Найти Федора мне - замечательному фронтовому разведчику - было несложно. И не то еще, бывало, находил. Он работал на стройке здания райкома партии. Бригадирствовал, то есть по-ихнему "бугрил", как я понял. Я притырился на чердаке двухэтажной школы, стоявшей рядом с будущим райкомом, и мне хорошо было видно оттуда, как к вахте подъехали три грузовика, как из них выгрузились зеки и выстроились по пятеркам, как их загнали в зону стройки, пересчитали и распустили, когда конвой залез на вышки и дал знать об этом ударами железяк по звонким рельсам.

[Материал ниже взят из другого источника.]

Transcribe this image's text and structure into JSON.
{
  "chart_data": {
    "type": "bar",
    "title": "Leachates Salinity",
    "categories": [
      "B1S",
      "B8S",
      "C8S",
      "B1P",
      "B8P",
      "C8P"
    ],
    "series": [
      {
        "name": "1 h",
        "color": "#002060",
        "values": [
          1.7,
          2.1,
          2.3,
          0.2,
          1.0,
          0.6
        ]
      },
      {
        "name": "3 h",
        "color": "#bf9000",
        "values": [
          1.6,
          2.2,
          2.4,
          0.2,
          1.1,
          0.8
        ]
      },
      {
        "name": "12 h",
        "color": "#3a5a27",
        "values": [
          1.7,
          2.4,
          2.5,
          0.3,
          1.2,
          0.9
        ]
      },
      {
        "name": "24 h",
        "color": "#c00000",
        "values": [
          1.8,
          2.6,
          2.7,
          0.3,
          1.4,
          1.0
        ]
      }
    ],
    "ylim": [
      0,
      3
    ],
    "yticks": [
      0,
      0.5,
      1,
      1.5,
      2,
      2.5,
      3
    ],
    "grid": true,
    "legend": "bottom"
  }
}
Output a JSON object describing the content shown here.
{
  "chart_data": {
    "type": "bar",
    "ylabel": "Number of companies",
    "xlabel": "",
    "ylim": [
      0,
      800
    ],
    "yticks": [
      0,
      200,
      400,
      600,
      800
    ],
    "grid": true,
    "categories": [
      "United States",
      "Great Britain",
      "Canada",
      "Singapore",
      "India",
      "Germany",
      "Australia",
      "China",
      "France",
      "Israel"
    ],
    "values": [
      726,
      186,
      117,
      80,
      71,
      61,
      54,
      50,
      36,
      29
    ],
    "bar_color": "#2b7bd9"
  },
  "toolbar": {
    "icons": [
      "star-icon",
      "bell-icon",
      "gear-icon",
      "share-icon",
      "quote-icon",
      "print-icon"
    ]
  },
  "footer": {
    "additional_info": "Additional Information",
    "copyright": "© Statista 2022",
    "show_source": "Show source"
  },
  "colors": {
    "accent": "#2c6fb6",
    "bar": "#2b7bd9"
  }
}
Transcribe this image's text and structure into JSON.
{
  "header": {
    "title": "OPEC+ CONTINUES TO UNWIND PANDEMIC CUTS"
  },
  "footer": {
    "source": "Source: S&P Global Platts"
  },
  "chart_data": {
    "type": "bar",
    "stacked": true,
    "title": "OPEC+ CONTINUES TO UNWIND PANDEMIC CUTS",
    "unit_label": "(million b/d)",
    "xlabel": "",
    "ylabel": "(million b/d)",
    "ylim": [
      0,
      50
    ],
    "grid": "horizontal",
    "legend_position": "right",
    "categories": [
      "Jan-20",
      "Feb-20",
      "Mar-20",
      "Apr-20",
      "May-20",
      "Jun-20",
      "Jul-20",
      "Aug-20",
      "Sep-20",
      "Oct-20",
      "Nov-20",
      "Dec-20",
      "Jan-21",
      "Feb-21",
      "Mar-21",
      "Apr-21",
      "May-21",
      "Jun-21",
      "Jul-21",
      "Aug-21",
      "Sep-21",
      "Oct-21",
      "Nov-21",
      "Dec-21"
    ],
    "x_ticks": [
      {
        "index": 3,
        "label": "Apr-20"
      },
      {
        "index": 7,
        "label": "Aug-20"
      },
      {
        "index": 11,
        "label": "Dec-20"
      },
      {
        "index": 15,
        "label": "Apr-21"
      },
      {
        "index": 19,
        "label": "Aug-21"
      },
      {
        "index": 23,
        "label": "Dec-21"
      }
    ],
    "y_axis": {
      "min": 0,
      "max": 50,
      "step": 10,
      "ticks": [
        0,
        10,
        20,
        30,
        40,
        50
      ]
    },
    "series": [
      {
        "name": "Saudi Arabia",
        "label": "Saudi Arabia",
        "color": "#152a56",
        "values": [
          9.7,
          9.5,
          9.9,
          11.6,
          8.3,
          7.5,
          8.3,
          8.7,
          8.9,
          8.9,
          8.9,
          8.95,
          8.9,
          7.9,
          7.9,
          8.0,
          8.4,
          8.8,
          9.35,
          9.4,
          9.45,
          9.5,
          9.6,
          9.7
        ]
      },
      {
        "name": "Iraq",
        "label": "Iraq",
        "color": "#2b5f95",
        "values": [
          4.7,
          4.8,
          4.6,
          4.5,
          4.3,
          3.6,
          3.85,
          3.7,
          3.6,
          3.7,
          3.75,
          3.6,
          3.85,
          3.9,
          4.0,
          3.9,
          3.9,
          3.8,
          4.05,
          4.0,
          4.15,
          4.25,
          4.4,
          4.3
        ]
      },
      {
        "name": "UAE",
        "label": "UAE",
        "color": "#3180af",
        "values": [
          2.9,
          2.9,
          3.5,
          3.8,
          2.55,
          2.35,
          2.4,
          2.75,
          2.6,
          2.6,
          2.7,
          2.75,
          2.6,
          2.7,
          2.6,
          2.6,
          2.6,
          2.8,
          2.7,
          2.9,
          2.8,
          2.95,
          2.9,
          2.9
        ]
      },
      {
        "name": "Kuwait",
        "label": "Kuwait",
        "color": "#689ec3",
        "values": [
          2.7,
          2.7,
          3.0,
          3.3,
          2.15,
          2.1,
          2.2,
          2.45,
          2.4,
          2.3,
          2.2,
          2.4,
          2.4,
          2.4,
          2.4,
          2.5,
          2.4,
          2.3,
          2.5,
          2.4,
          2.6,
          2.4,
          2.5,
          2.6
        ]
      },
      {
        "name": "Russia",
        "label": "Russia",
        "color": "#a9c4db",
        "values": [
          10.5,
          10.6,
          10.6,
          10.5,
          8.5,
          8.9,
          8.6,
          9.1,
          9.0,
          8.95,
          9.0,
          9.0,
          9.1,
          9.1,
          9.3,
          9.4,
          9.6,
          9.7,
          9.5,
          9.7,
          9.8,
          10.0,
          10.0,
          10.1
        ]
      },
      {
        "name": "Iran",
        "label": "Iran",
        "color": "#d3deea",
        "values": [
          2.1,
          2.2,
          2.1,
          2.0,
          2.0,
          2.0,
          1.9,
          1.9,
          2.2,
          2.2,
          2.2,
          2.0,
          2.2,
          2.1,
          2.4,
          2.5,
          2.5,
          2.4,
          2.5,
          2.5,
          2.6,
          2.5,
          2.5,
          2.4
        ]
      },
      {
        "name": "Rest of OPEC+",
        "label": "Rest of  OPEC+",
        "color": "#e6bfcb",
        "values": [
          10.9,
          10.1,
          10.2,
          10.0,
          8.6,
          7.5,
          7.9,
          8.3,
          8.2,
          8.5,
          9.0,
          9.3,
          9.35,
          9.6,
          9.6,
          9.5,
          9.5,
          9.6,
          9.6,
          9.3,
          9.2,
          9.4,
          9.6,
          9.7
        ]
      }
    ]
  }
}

И вот я увидел среди зеков Федора. Он давал какие-то указания малярам и штукатурам... что-то доказывал начальнику конвоя... сидел на бревнах, подставив лицо осеннему солнцу... ругал здоровенного детину в белом переднике и даже схватил дрыну, чтобы отметелить (побить) его, но передумал, махнул рукой и свернул самокрутку. Потом он зашел в здание райкома и долго не выходил... Потом встречал приезжавшие со стройматериалами грузовики... Опять пропадал то в здании, то за ним... Долго кашлял, зайдя за штабель досок... беседовал с приехавшим на "эмке" штатским инженером... снова кашлял, тыкая наряды прямо в морду пьяного, судя по всему, вольняшки-прораба... шептался о чем-то с шофером грузовика и тайком передал ему то ли деньги, то ли письмо... Может быть, даже ко мне. И вот тут я сел на чердаке на пыльное стропило и заплакал. Я заплакал от счастья, что друг мой жив, что тянет он срок, несмотря на кашель и чудовищное похудание, и что жизнь наша, совет-ская, будь она проклята, жизнь, непосильная временами для понимания и великодушной оценки, и вмещено в нее столько беспричинных тягостей, страданий, обид, унижений и смертей, что пухнут мозги и душа обливается кровью в бесполезных попытках соотнести муки и жертвы народа с тем, что гнусная пресса называет "зримыми чертами коммунизма". Будьте вы прокляты, продажные писаки и лживые трубачи, думал я плача, и чтоб глаза мои загноились, увидевшие все, что я видел, если они еще раз заглянут в слова Заславского, Эренбурга, Полевого, Татьяны Тэсс, Чаковского, Кожевникова, Катаева и прочих ужасных газетных блядей, замазывающих сладкими цветными слюнями и соплями гнойные язвы, боль и сумасшествие изолгавшейся одной шестой части света... Господи, за что такое наказание неповинным в политической дьявольщине людям? Неужели Твоя это, Господи, воля?
– вопрошал я и, перестав плакать, сказал сам себе тихо, беззлобно и окончательно: нет, не Твоя это, Господи, воля и не Твоя вина. Сами мы люди во всем виноваты, сами!